From the above examples, we see that metadata is as important for data as packaging is for goods.
In an enterprise knowledge management context, metadata, and especially semantic metadata, also:
In 2021, the above three enterprise needs still require a solution.
One such solution comes from understanding metadata management as pivotal for the enterprise. Take for example publishers.
For the sake of better promotion, delivery and reuse, nowadays publishers describe and classify their content formally. It is enriched with metadata that describes it by using various fields and attributes (e.g., creation date, publication date, author, keywords, etc.), but most importantly, by references to relevant categories, subjects and entities. The latter are defined in different controlled vocabularies, taxonomies and ontologies, which represent the publisher’s preferred way of structuring and segmenting the domain of interest. Such reference data is often considered a key competitive advantage and an asset for the publisher – e.g,. BBC’s Lonclass, IET’s Subjects for engineering literature, UMLS in life sciences, FT’s giant knowledge graph of business entities, Springer Nature’s Science Graph or Getty’s thesauri for cultural heritage. Reference data enables one to structure advanced content retrieval criteria while metadata allows the actual content retrieval.

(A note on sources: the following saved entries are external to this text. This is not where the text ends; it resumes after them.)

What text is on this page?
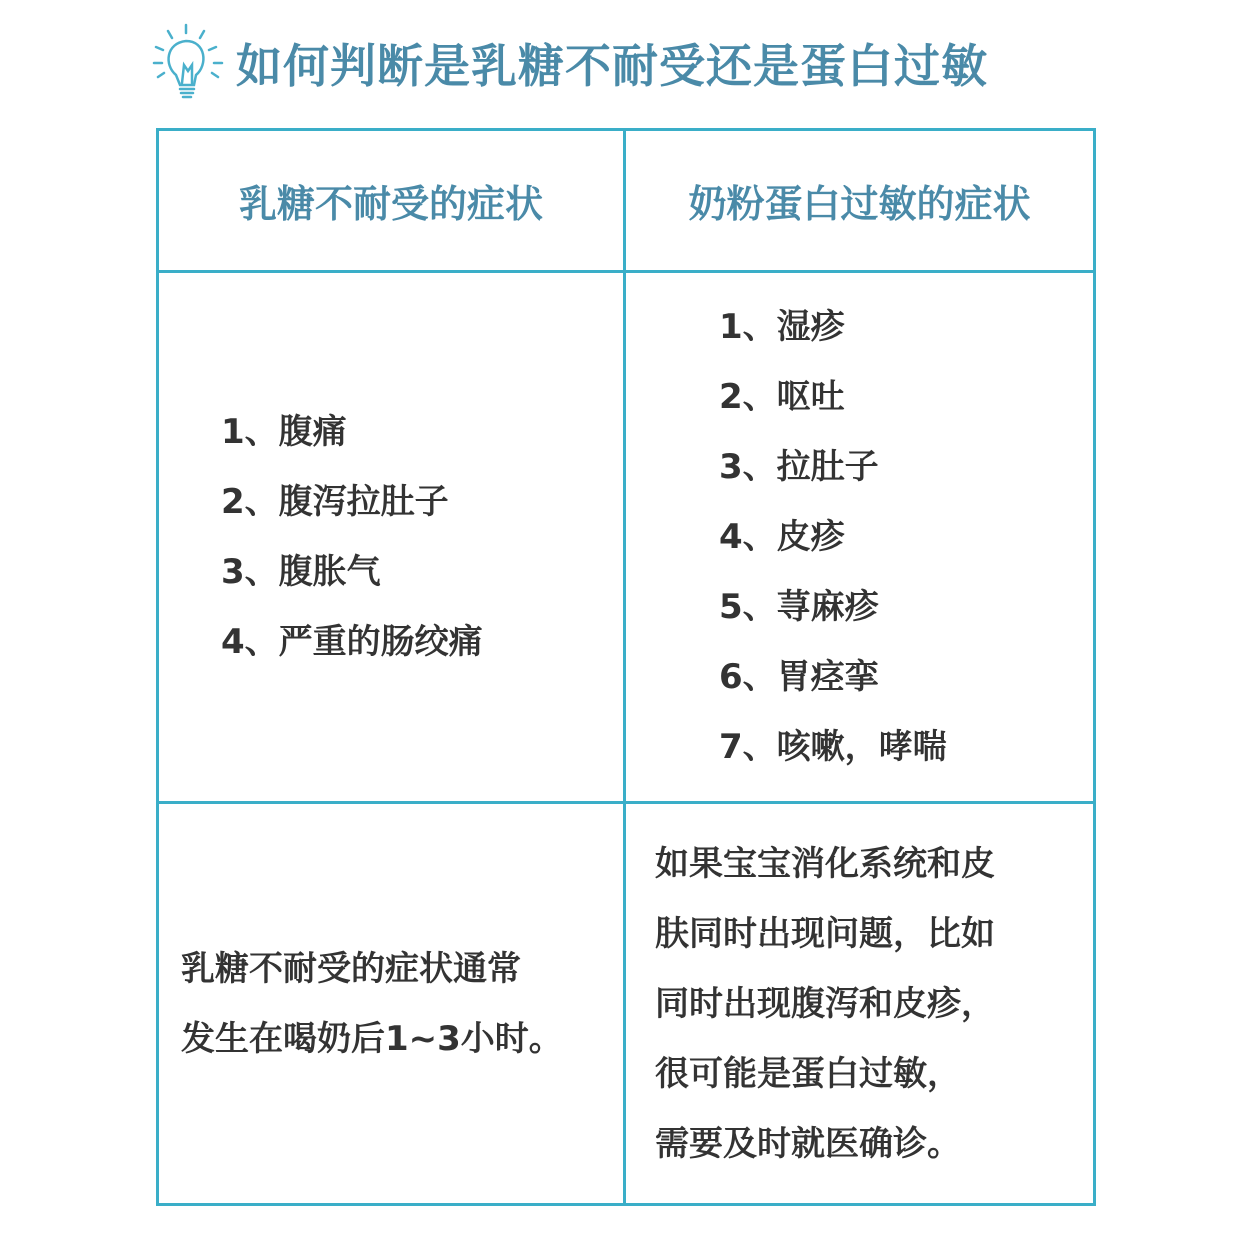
如何判断是乳糖不耐受还是蛋白过敏
乳糖不耐受的症状	奶粉蛋白过敏的症状
1、腹痛
2、腹泻拉肚子
3、腹胀气
4、严重的肠绞痛
1、湿疹
2、呕吐
3、拉肚子
4、皮疹
5、荨麻疹
6、胃痉挛
7、咳嗽，哮喘
乳糖不耐受的症状通常
发生在喝奶后1~3小时。
如果宝宝消化系统和皮
肤同时出现问题，比如
同时出现腹泻和皮疹，
很可能是蛋白过敏，
需要及时就医确诊。
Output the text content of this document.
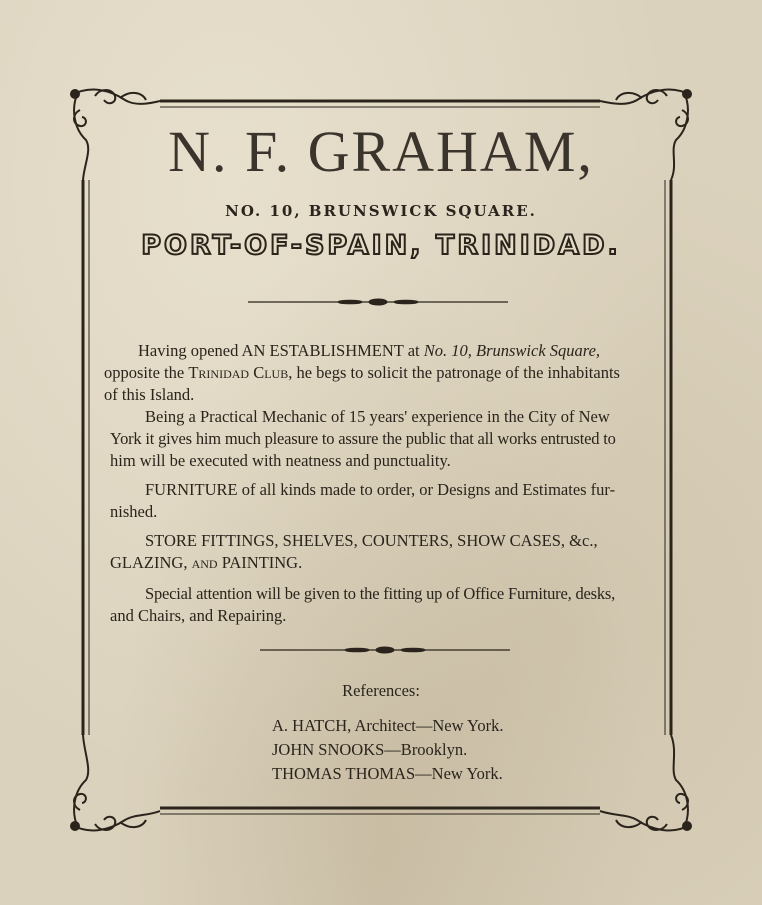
N. F. GRAHAM,
NO. 10, BRUNSWICK SQUARE.
PORT-OF-SPAIN, TRINIDAD.
Having opened AN ESTABLISHMENT at No. 10, Brunswick Square,
opposite the Trinidad Club, he begs to solicit the patronage of the inhabitants
of this Island.
Being a Practical Mechanic of 15 years' experience in the City of New
York it gives him much pleasure to assure the public that all works entrusted to
him will be executed with neatness and punctuality.
FURNITURE of all kinds made to order, or Designs and Estimates fur-
nished.
STORE FITTINGS, SHELVES, COUNTERS, SHOW CASES, &c.,
GLAZING, and PAINTING.
Special attention will be given to the fitting up of Office Furniture, desks,
and Chairs, and Repairing.
References:
A. HATCH, Architect—New York.
JOHN SNOOKS—Brooklyn.
THOMAS THOMAS—New York.
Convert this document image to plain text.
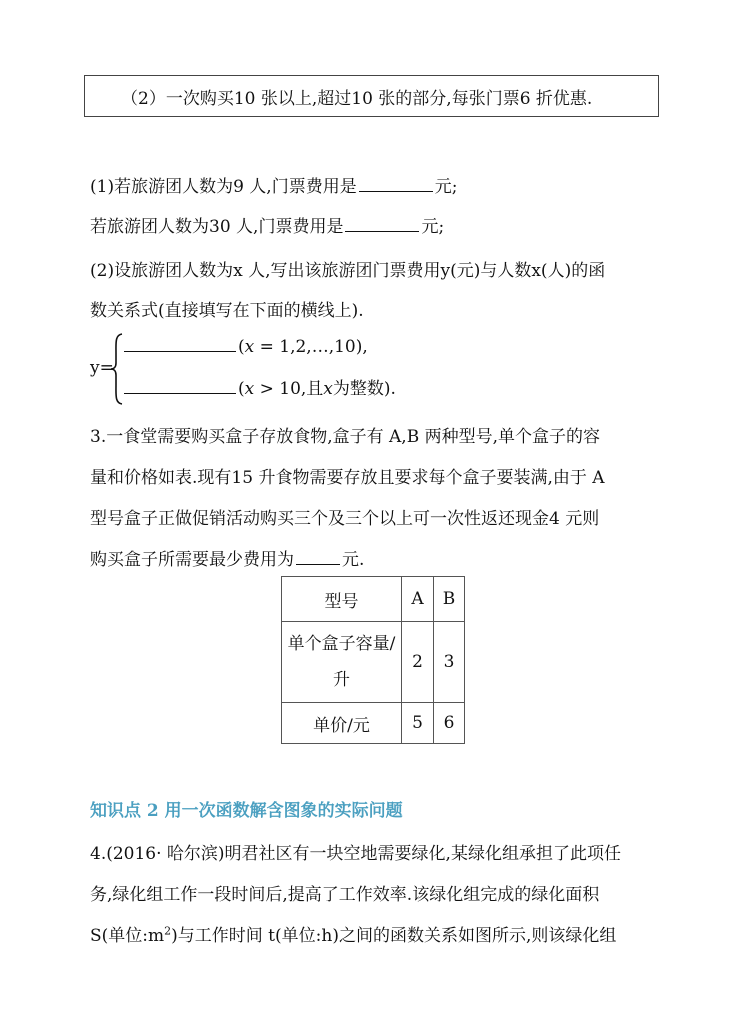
（2）一次购买10 张以上,超过10 张的部分,每张门票6 折优惠.
(1)若旅游团人数为9 人,门票费用是	元;
若旅游团人数为30 人,门票费用是	元;
(2)设旅游团人数为x 人,写出该旅游团门票费用y(元)与人数x(人)的函
数关系式(直接填写在下面的横线上).
y=
(𝑥 = 1,2,…,10),
(𝑥 > 10,且𝑥为整数).
3.一食堂需要购买盒子存放食物,盒子有 A,B 两种型号,单个盒子的容
量和价格如表.现有15 升食物需要存放且要求每个盒子要装满,由于 A
型号盒子正做促销活动购买三个及三个以上可一次性返还现金4 元则
购买盒子所需要最少费用为	元.
型号	A	B

单个盒子容量/
升	2	3
单价/元	5	6
知识点 2 用一次函数解含图象的实际问题
4.(2016· 哈尔滨)明君社区有一块空地需要绿化,某绿化组承担了此项任
务,绿化组工作一段时间后,提高了工作效率.该绿化组完成的绿化面积
S(单位$:m^2$)与工作时间 t(单位:h)之间的函数关系如图所示,则该绿化组
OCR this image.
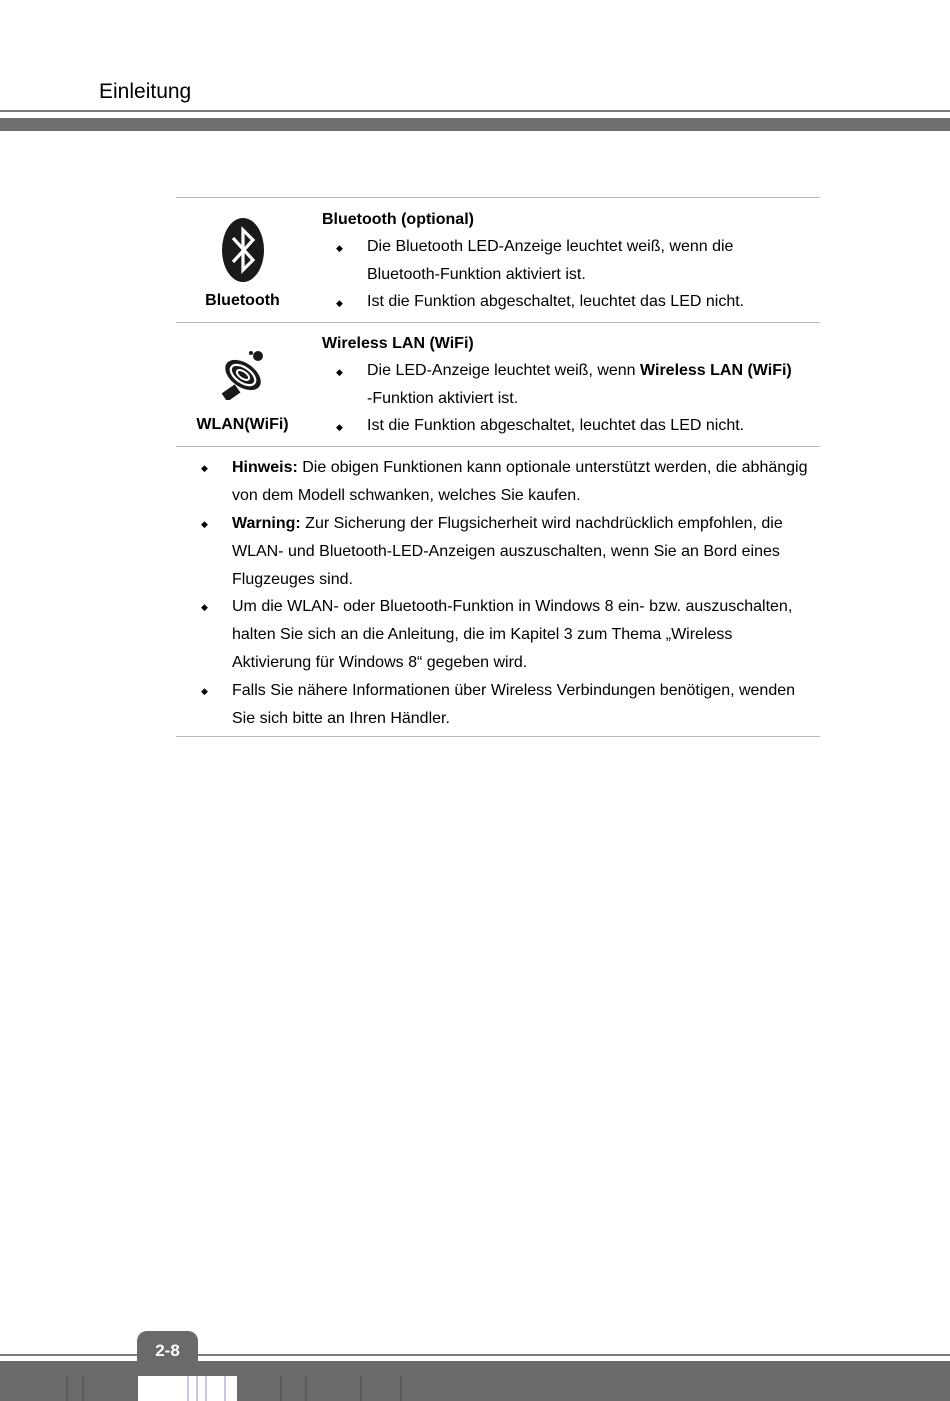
Einleitung
Bluetooth
Bluetooth (optional)
◆ Die Bluetooth LED-Anzeige leuchtet weiß, wenn die
Bluetooth-Funktion aktiviert ist.
◆ Ist die Funktion abgeschaltet, leuchtet das LED nicht.
WLAN(WiFi)
Wireless LAN (WiFi)
◆ Die LED-Anzeige leuchtet weiß, wenn Wireless LAN (WiFi)
-Funktion aktiviert ist.
◆ Ist die Funktion abgeschaltet, leuchtet das LED nicht.
◆ Hinweis: Die obigen Funktionen kann optionale unterstützt werden, die abhängig
von dem Modell schwanken, welches Sie kaufen.
◆ Warning: Zur Sicherung der Flugsicherheit wird nachdrücklich empfohlen, die
WLAN- und Bluetooth-LED-Anzeigen auszuschalten, wenn Sie an Bord eines
Flugzeuges sind.
◆ Um die WLAN- oder Bluetooth-Funktion in Windows 8 ein- bzw. auszuschalten,
halten Sie sich an die Anleitung, die im Kapitel 3 zum Thema „Wireless
Aktivierung für Windows 8“ gegeben wird.
◆ Falls Sie nähere Informationen über Wireless Verbindungen benötigen, wenden
Sie sich bitte an Ihren Händler.
2-8
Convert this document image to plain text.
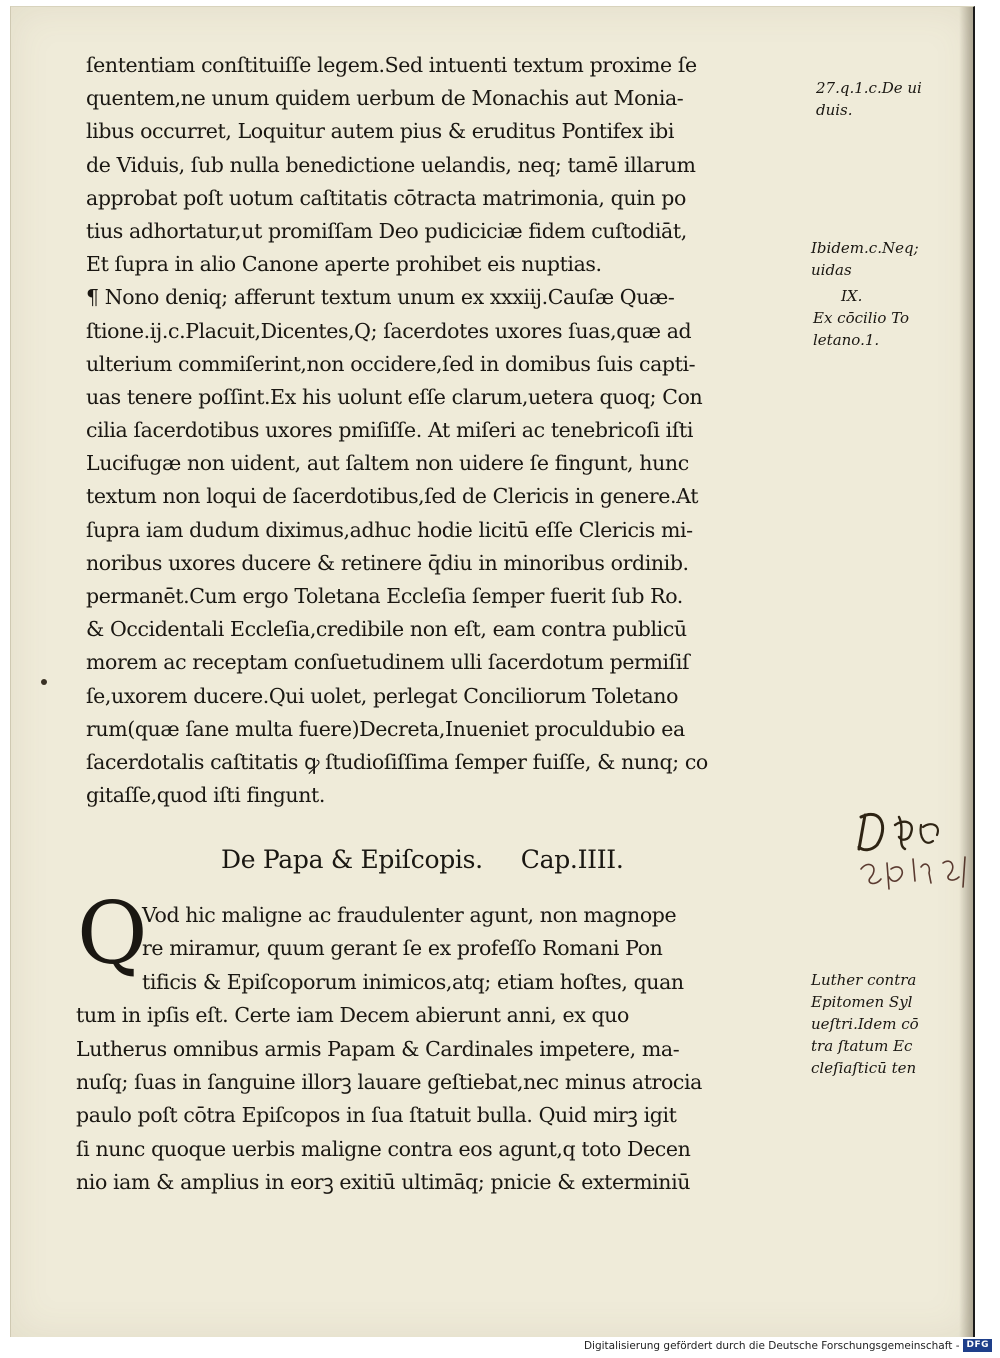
ſententiam conſtituiſſe legem.Sed intuenti textum proxime ſe
quentem,ne unum quidem uerbum de Monachis aut Monia-
libus occurret, Loquitur autem pius & eruditus Pontifex ibi
de Viduis, ſub nulla benedictione uelandis, neq; tamē illarum
approbat poſt uotum caſtitatis cōtracta matrimonia, quin po
tius adhortatur,ut promiſſam Deo pudiciciæ fidem cuſtodiāt,
Et ſupra in alio Canone aperte prohibet eis nuptias.
¶ Nono deniq; afferunt textum unum ex xxxiij.Cauſæ Quæ-
ſtione.ij.c.Placuit,Dicentes,Q; ſacerdotes uxores ſuas,quæ ad
ulterium commiſerint,non occidere,ſed in domibus ſuis capti-
uas tenere poſſint.Ex his uolunt eſſe clarum,uetera quoq; Con
cilia ſacerdotibus uxores pmiſiſſe. At miſeri ac tenebricoſi iſti
Lucifugæ non uident, aut ſaltem non uidere ſe fingunt, hunc
textum non loqui de ſacerdotibus,ſed de Clericis in genere.At
ſupra iam dudum diximus,adhuc hodie licitū eſſe Clericis mi-
noribus uxores ducere & retinere q̄diu in minoribus ordinib.
permanēt.Cum ergo Toletana Eccleſia ſemper fuerit ſub Ro.
& Occidentali Eccleſia,credibile non eſt, eam contra publicū
morem ac receptam conſuetudinem ulli ſacerdotum permiſiſ
ſe,uxorem ducere.Qui uolet, perlegat Conciliorum Toletano
rum(quæ ſane multa fuere)Decreta,Inueniet proculdubio ea
ſacerdotalis caſtitatis ꝙ ſtudioſiſſima ſemper fuiſſe, & nunq; co
gitaſſe,quod iſti fingunt.
27.q.1.c.De ui
duis.
Ibidem.c.Neq;
uidas
IX.
Ex cōcilio To
letano.1.
Luther contra
Epitomen Syl
ueſtri.Idem cō
tra ſtatum Ec
cleſiaſticū ten
De Papa & Epiſcopis. Cap.IIII.
Q
Vod hic maligne ac fraudulenter agunt, non magnope
re miramur, quum gerant ſe ex profeſſo Romani Pon
tificis & Epiſcoporum inimicos,atq; etiam hoſtes, quan
tum in ipſis eſt. Certe iam Decem abierunt anni, ex quo
Lutherus omnibus armis Papam & Cardinales impetere, ma-
nuſq; ſuas in ſanguine illorꝫ lauare geſtiebat,nec minus atrocia
paulo poſt cōtra Epiſcopos in ſua ſtatuit bulla. Quid mirꝫ igit
ſi nunc quoque uerbis maligne contra eos agunt,q toto Decen
nio iam & amplius in eorꝫ exitiū ultimāq; pnicie & exterminiū
Digitalisierung gefördert durch die Deutsche Forschungsgemeinschaft - DFG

The case for organizations in other industry sectors is similar. The needs for metadata may be very different and even more diverse. Beyond controlled vocabularies, many enterprises develop and use all sorts of master and reference data, e.g., supplier lists, points of sale, product catalogues, etc. Still, these are used to provide better quality metadata, which allows employees to spend less time in finding a piece of information and to navigate company records and other databases more smoothly. And it is metadata that can serve to efficiently capture, manage and most importantly integrate enterprise data in data fabric. Serving as a reliable useful packaging for enterprise data, metadata facilitates quick and thorough sifting through research academic papers or even better writing experience for journalists and readers alike.
The more information-intense our digital environments are becoming, the greater the need for well-packaged information.
Metadata, just like packaging, helps us use things more efficiently. In the case of metadata these things are digital objects. Metadata enhances the use of digital information and in terms of enterprise data, makes data easily accessible, usable and visible by stakeholders.
The more elaborate and sophisticated the metadata about data, the better data travels across information roads and cyberscapes, nicely packaged, ready to ascend the DKIW pyramid and turn into knowledge.